The market wires are ablaze recently with news that all is well in the relationship between Athens and the elites of the Eurozone. The Greek bailout is a fait accompli. The markets have responded with a relief rally that has taken the pressure off of stock and commodity markets internationally since the beginning of July.
All is quiet on the Western Front, one would think. The nagging question is: where is all this money to bail out debtor nations going to come from? Indeed, the Greek Canary is singing. Perhaps we should pay attention to its song as he is being accompanied by the melody of the steady beat of the printing presses.
It has been the contention of my firm that QE3 is being skillfully engineered by our economic mavens. It matters little what moves are being played in this masterful chess match. What is of import is the end game.
The moves en route to checkmate may be devious or disguised. The important consideration is the players' basic strategy. The skillful chess master makes his moves by whatever deceptions are necessary to achieve his tactical goals. At the same time, his opposition is guided into a snare.
Readers should avoid becoming pawns in what is essentially a series of moves designed to entrap the unwary player.
Questions must be asked. Was the current move into cash, treasuries, and liquidity the way to go as QE2 expired? Is gold and silver bullion the proper play? Or is it time for the miners to play catch up?

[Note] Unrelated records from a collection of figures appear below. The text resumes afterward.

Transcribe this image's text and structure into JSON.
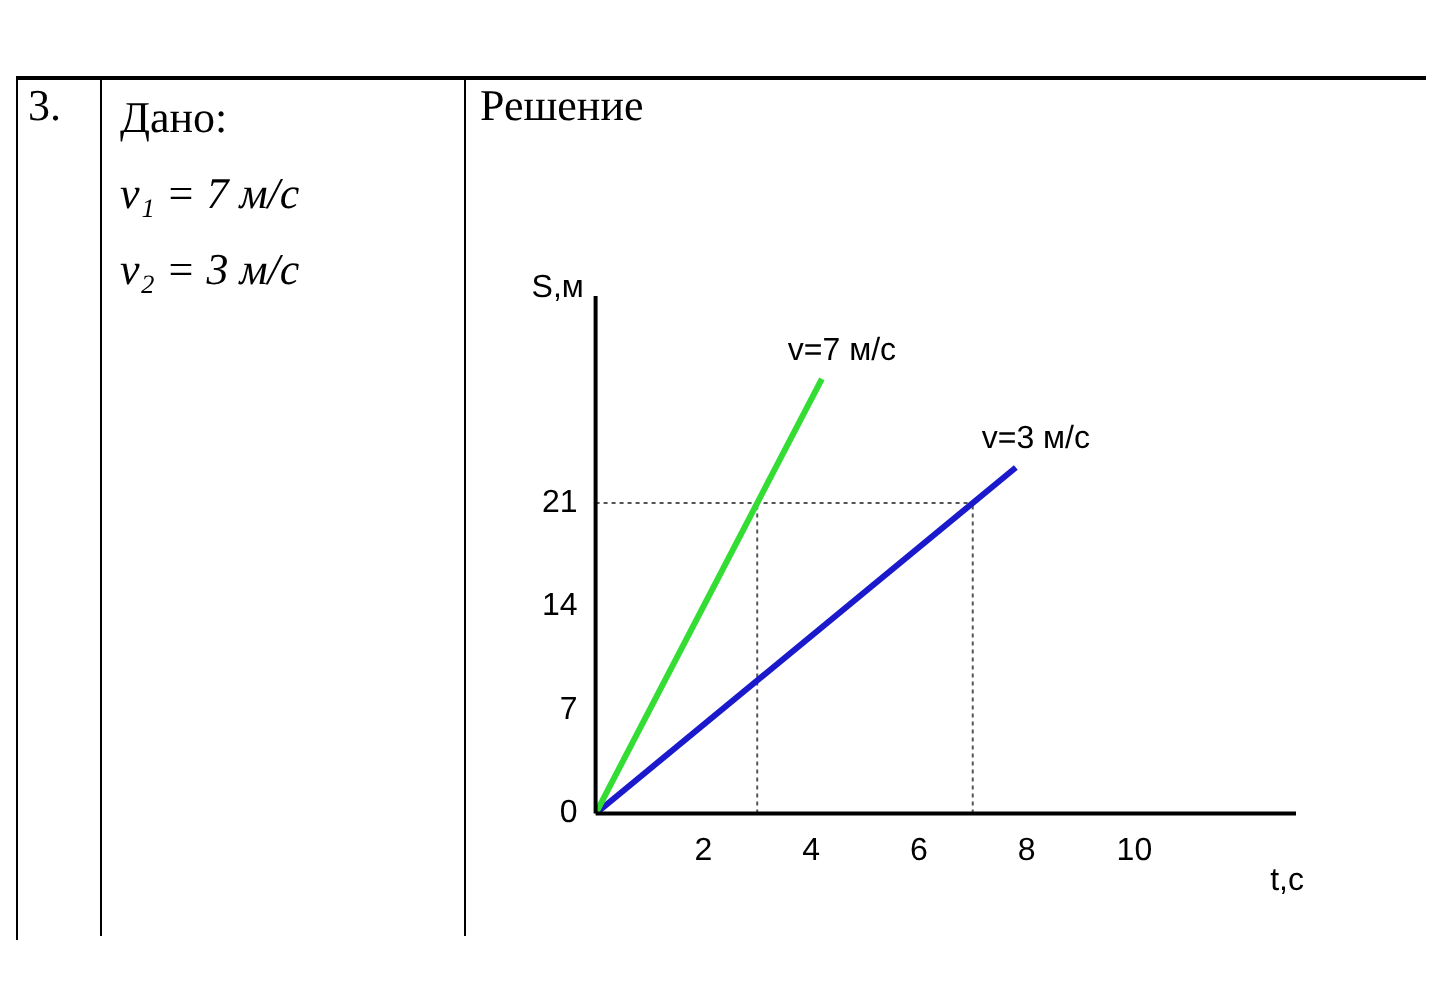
{
  "chart_data": {
    "type": "line",
    "xlabel": "t,c",
    "ylabel": "S,м",
    "annotations": [
      "3.",
      "Дано:",
      "v₁ = 7 м/с",
      "v₂ = 3 м/с",
      "Решение"
    ],
    "series": [
      {
        "name": "v=7 м/с",
        "color": "#33dd33",
        "x": [
          0,
          4.2
        ],
        "values": [
          0,
          29.4
        ]
      },
      {
        "name": "v=3 м/с",
        "color": "#1a1acc",
        "x": [
          0,
          7.8
        ],
        "values": [
          0,
          23.4
        ]
      }
    ],
    "xlim": [
      0,
      13
    ],
    "xticks": [
      2,
      4,
      6,
      8,
      10
    ],
    "ylim": [
      0,
      35
    ],
    "yticks": [
      0,
      7,
      14,
      21
    ],
    "ref_lines": [
      {
        "axis": "y",
        "value": 21,
        "line_style": "dotted",
        "color": "#555555"
      },
      {
        "axis": "x",
        "value": 3,
        "line_style": "dotted",
        "color": "#555555"
      },
      {
        "axis": "x",
        "value": 7,
        "line_style": "dotted",
        "color": "#555555"
      }
    ],
    "grid": false,
    "legend": false,
    "marker": "none",
    "line_style": "solid"
  }
}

As we ponder over the economic chessboard, we sense that the basic direction is toward the use of economic stimuli in whatever guises are necessary.
A few weeks ago, we saw the oil market surprise in order to bring down commodity prices as a fiscal stimulant. We also saw the successive margin rate hikes from the Comex in silver. Recently, the Fed was off the hook for a couple of months.
Heretofore, the Fed was criticized as facilitating the rise in commodities. Recently they posed as a stabilizer of prices while monetizing mounting debt burdens. In line with this, increasing the US debt ceiling becomes a done deal. Politicians can now go on their vacations and present themselves to their constituencies as the saviors of their cherished entitlements.
Gold pulled back to its multiyear trend support. Oversold levels were hit and we have witnessed a rally over $100 an ounce in two weeks. A healthy consolidation is expected and welcomed after such a move as it moves to our late January 2011 target of $160. (See this video from ©thestreet.com predicting $1600 gold, $40 silver.)
This healthy correction in precious metals and commodities, and the dead cat bounce in the US dollar have been normal and necessary. It was from these oversold conditions that a major up move formed in late June similar to what we saw in August-September 2010 and February-April 2011.
The gold miners are showing good relative strength versus the bullion. The critical $52.50 retracement level showed support as it tested 2011 lows.
The recent successful retest and reversal regaining its long term trend indicates that the summer “goldrums” (© Gold Stock Trades) for miners may be ending. Many of our mining recommendations showed that a bottom was forming ahead of bullion. Just like miners began reversing lower before bullion in April, they began turning higher before bullion in this recent move higher. We are witnessing the divergence between miners and bullion close as the undervalued equities have shown impressive relative strength. Do not be surprised if precious metals and miners consolidate after such an impressive reversal over the past few weeks.